By the time I was ready to launch, Chuck had sealed himself to his kayak, cut the tethering ropes with the knife he always kept in a hand-sewn pocket on the side of his Mae West life jacket, and ferried over to me to coordinate our strategy.
For the first 1.8 miles, the river drops an astounding 66 feet per mile. We'd heard that not far below the dam lay a major rapid, nicknamed "Little Lava", which drops at the rate of 100 feet per mile. But that name had been given at high-normal water levels of perhaps 5,000-10,000 CFS (measured farther downstream). It was anyone's guess what "Little Lava" might look like at anything over 50,000 CFS (again, measured downstream).
Before launching we'd walked the canyon's rim for a short distance hoping to glimpse the territory ahead, but didn't spot anything of note. With the water running this fast, shoreline eddies were rare as a rugula in Arkansas. Once launched on the current, it might be nearly impossible to land. Worse, major rapids tended toward steepness, and dropped so fast that kayak-level scouting meant running blind.

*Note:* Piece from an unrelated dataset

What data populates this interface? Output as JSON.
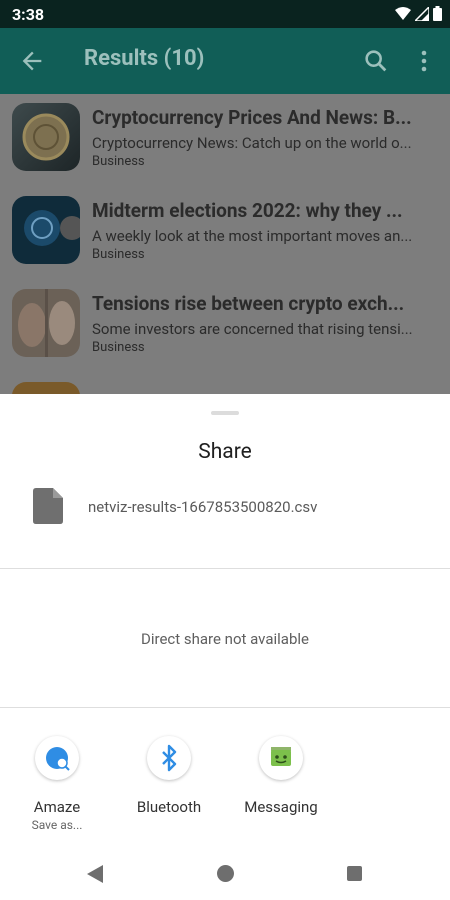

Bob Williams, author of A Floater's Guide to the Verde River, describes the Verde's first mile-and-a-half in the following way:
"…it was inconceivable to me that the Verde's origin canyon could ever be floated at anytime in anyway above mile 1.3-inconceivable period…! Huge boils; meat grinder holes; angular and sharp boulders unshaven by such waters; squirrelly, confused and horrific currents; trees; nearly impossible scouting and portaging footing; difficult rescue and the 100-feet-per-one-mile drop all made this maelstrom very hazardous territory."
We were in for a special treat. Chuck would lead. I would follow 50 feet behind. We set off.